McCarthy replaced Peloton co-founder John Foley in 2022 as Peloton’s boom and bust left shareholders with deep losses. He sold off manufacturing units and started selling its bikes on Amazon and at retailers like Dick’s Sporting Goods.

McCarthy aimed to create a business model driven by subscriptions that was less reliant on equipment sales. But the company in February said it would gain few paying connected-fitness subscribers this fiscal year, which ends in June.

Foley’s departure came as activist Blackwells Capital was pushing the board in early 2022 to fire the co-founder and pursue a sale. Suitors including Amazon circled the company around the time, but the talks never resulted in a deal. Foley owned a special class of shares that gave him control of 17% of the shareholder vote, according to the latest proxy filing.

Blackwells in September wrote privately to Peloton’s board again—saying that it believed top leadership had taken the company to “astonishing new lows,” according to a letter reviewed by The Wall Street Journal that hasn’t previously been reported. Then, in February, Blackwells sent another letter to the board calling for McCarthy’s ouster and for the company to sell itself to a strategic acquirer.

“We question why this Board continues to allow him to run Peloton into the ground,” Blackwells’s letter to Peloton’s board, dated Feb. 1, says.

Peloton didn’t immediately respond to requests for comment about Blackwells’s letters.

Peloton has had several rounds of layoffs as the company tried to adjust to falling demand for its equipment. The company, which had more than 8,000 employees in 2021, had around 3,500 global employees as of June 2023.

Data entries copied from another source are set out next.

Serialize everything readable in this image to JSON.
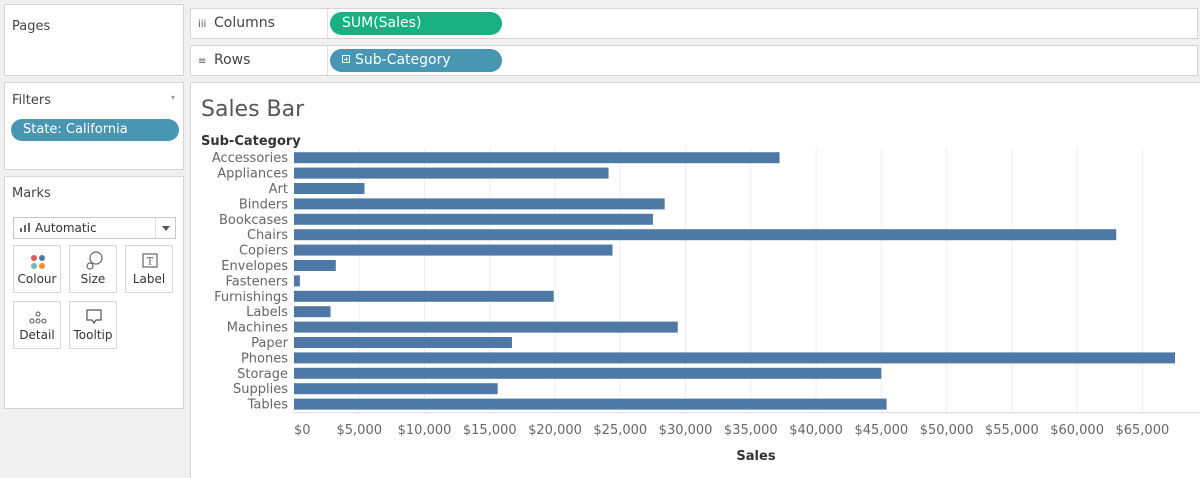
{
  "pages": {
    "title": "Pages"
  },
  "filters": {
    "title": "Filters",
    "items": [
      {
        "label": "State: California"
      }
    ]
  },
  "marks": {
    "title": "Marks",
    "mark_type": "Automatic",
    "cards": [
      {
        "label": "Colour",
        "icon": "colour-dots-icon"
      },
      {
        "label": "Size",
        "icon": "size-icon"
      },
      {
        "label": "Label",
        "icon": "text-label-icon"
      },
      {
        "label": "Detail",
        "icon": "detail-dots-icon"
      },
      {
        "label": "Tooltip",
        "icon": "tooltip-icon"
      }
    ]
  },
  "shelves": {
    "columns": {
      "label": "Columns",
      "pill": "SUM(Sales)",
      "pill_color": "#19b17f"
    },
    "rows": {
      "label": "Rows",
      "pill": "Sub-Category",
      "pill_color": "#4996b2"
    }
  },
  "view": {
    "title": "Sales Bar"
  },
  "chart_data": {
    "type": "bar",
    "orientation": "horizontal",
    "row_header": "Sub-Category",
    "xlabel": "Sales",
    "categories": [
      "Accessories",
      "Appliances",
      "Art",
      "Binders",
      "Bookcases",
      "Chairs",
      "Copiers",
      "Envelopes",
      "Fasteners",
      "Furnishings",
      "Labels",
      "Machines",
      "Paper",
      "Phones",
      "Storage",
      "Supplies",
      "Tables"
    ],
    "values": [
      37200,
      24100,
      5400,
      28400,
      27500,
      63000,
      24400,
      3200,
      450,
      19900,
      2800,
      29400,
      16700,
      67500,
      45000,
      15600,
      45400
    ],
    "xlim": [
      0,
      67500
    ],
    "ticks": [
      0,
      5000,
      10000,
      15000,
      20000,
      25000,
      30000,
      35000,
      40000,
      45000,
      50000,
      55000,
      60000,
      65000
    ],
    "tick_labels": [
      "$0",
      "$5,000",
      "$10,000",
      "$15,000",
      "$20,000",
      "$25,000",
      "$30,000",
      "$35,000",
      "$40,000",
      "$45,000",
      "$50,000",
      "$55,000",
      "$60,000",
      "$65,000"
    ],
    "bar_color": "#4e79a7",
    "grid": true
  }
}
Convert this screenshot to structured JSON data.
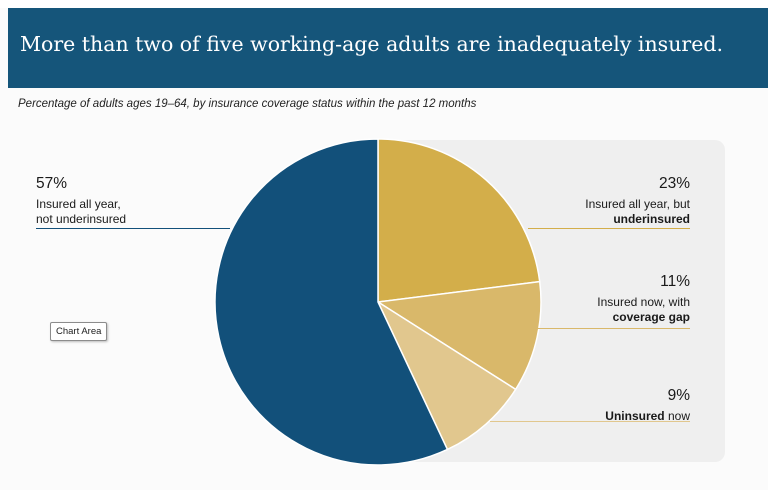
{
  "title": "More than two of five working-age adults are inadequately insured.",
  "subtitle": "Percentage of adults ages 19–64, by insurance coverage status within the past 12 months",
  "tooltip": "Chart Area",
  "colors": {
    "header_bg": "#15557a",
    "insured_all_year": "#12507a",
    "underinsured": "#d3ae4a",
    "coverage_gap": "#d9b86a",
    "uninsured": "#e1c78e",
    "panel_bg": "#efefef"
  },
  "labels": {
    "insured": {
      "pct": "57%",
      "line1": "Insured all year,",
      "line2": "not underinsured"
    },
    "underinsured": {
      "pct": "23%",
      "line1": "Insured all year, but",
      "line2_bold": "underinsured"
    },
    "gap": {
      "pct": "11%",
      "line1": "Insured now, with",
      "line2_bold": "coverage gap"
    },
    "uninsured": {
      "pct": "9%",
      "bold": "Uninsured",
      "rest": " now"
    }
  },
  "chart_data": {
    "type": "pie",
    "title": "More than two of five working-age adults are inadequately insured.",
    "subtitle": "Percentage of adults ages 19–64, by insurance coverage status within the past 12 months",
    "unit": "%",
    "slices": [
      {
        "label": "Insured all year, but underinsured",
        "value": 23,
        "color": "#d3ae4a"
      },
      {
        "label": "Insured now, with coverage gap",
        "value": 11,
        "color": "#d9b86a"
      },
      {
        "label": "Uninsured now",
        "value": 9,
        "color": "#e1c78e"
      },
      {
        "label": "Insured all year, not underinsured",
        "value": 57,
        "color": "#12507a"
      }
    ],
    "start_angle": "12 o'clock",
    "direction": "clockwise",
    "legend": "none (direct labels)"
  }
}
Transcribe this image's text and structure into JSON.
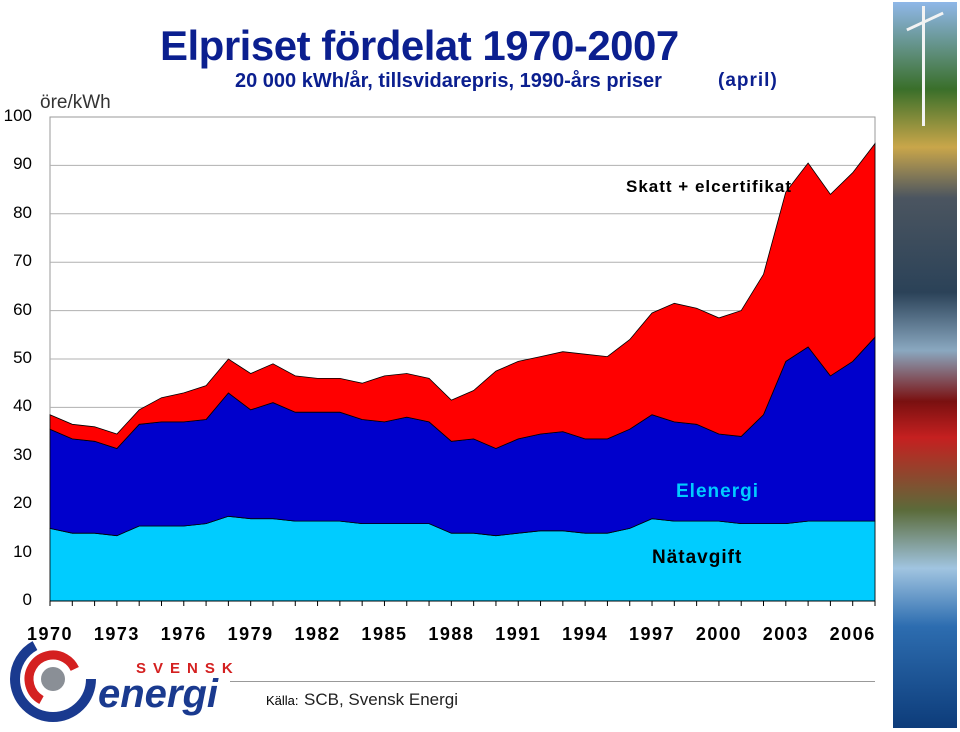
{
  "title": "Elpriset fördelat 1970-2007",
  "subtitle": "20 000 kWh/år, tillsvidarepris, 1990-års priser",
  "subtitle_note": "(april)",
  "source_label": "Källa:",
  "source_text": "SCB, Svensk Energi",
  "logo": {
    "word_top": "SVENSK",
    "word_main": "energi"
  },
  "colors": {
    "natavgift": "#00ccff",
    "elenergi": "#0000cc",
    "skatt": "#ff0000",
    "title": "#0b1f8f"
  },
  "chart_data": {
    "type": "area",
    "stacked": true,
    "title": "Elpriset fördelat 1970-2007",
    "subtitle": "20 000 kWh/år, tillsvidarepris, 1990-års priser (april)",
    "ylabel": "öre/kWh",
    "xlabel": "",
    "ylim": [
      0,
      100
    ],
    "yticks": [
      "0",
      "10",
      "20",
      "30",
      "40",
      "50",
      "60",
      "70",
      "80",
      "90",
      "100"
    ],
    "xtick_labels": [
      "1970",
      "1973",
      "1976",
      "1979",
      "1982",
      "1985",
      "1988",
      "1991",
      "1994",
      "1997",
      "2000",
      "2003",
      "2006"
    ],
    "grid": "horizontal",
    "x": [
      1970,
      1971,
      1972,
      1973,
      1974,
      1975,
      1976,
      1977,
      1978,
      1979,
      1980,
      1981,
      1982,
      1983,
      1984,
      1985,
      1986,
      1987,
      1988,
      1989,
      1990,
      1991,
      1992,
      1993,
      1994,
      1995,
      1996,
      1997,
      1998,
      1999,
      2000,
      2001,
      2002,
      2003,
      2004,
      2005,
      2006,
      2007
    ],
    "series": [
      {
        "name": "Nätavgift",
        "label": "Nätavgift",
        "values": [
          15,
          14,
          14,
          13.5,
          15.5,
          15.5,
          15.5,
          16,
          17.5,
          17,
          17,
          16.5,
          16.5,
          16.5,
          16,
          16,
          16,
          16,
          14,
          14,
          13.5,
          14,
          14.5,
          14.5,
          14,
          14,
          15,
          17,
          16.5,
          16.5,
          16.5,
          16,
          16,
          16,
          16.5,
          16.5,
          16.5,
          16.5
        ]
      },
      {
        "name": "Elenergi",
        "label": "Elenergi",
        "values": [
          20.5,
          19.5,
          19,
          18,
          21,
          21.5,
          21.5,
          21.5,
          25.5,
          22.5,
          24,
          22.5,
          22.5,
          22.5,
          21.5,
          21,
          22,
          21,
          19,
          19.5,
          18,
          19.5,
          20,
          20.5,
          19.5,
          19.5,
          20.5,
          21.5,
          20.5,
          20,
          18,
          18,
          22.5,
          33.5,
          36,
          30,
          33,
          38
        ]
      },
      {
        "name": "Skatt + elcertifikat",
        "label": "Skatt + elcertifikat",
        "values": [
          3,
          3,
          3,
          3,
          3,
          5,
          6,
          7,
          7,
          7.5,
          8,
          7.5,
          7,
          7,
          7.5,
          9.5,
          9,
          9,
          8.5,
          10,
          16,
          16,
          16,
          16.5,
          17.5,
          17,
          18.5,
          21,
          24.5,
          24,
          24,
          26,
          29,
          35,
          38,
          37.5,
          39,
          40
        ]
      }
    ],
    "annotations": [
      "Skatt + elcertifikat",
      "Elenergi",
      "Nätavgift"
    ]
  }
}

“Hard as the decision has been to make additional headcount cuts, Peloton simply had no other way to bring its spending in line with its revenue,” McCarthy wrote in his memo.

On Thursday, Peloton said it was trimming its full-year outlook for both revenue and paid fitness subscriptions by about 1% based on flagging hardware demand, calling the current quarter its “most challenging quarter to grow” as the weather warms.

In its latest completed quarter, Peloton’s revenue slid 4% to $717.7 million.

Membership declined by about 1% during the March quarter. Peloton ended the first three months of the year with 3.06 million paid subscribers.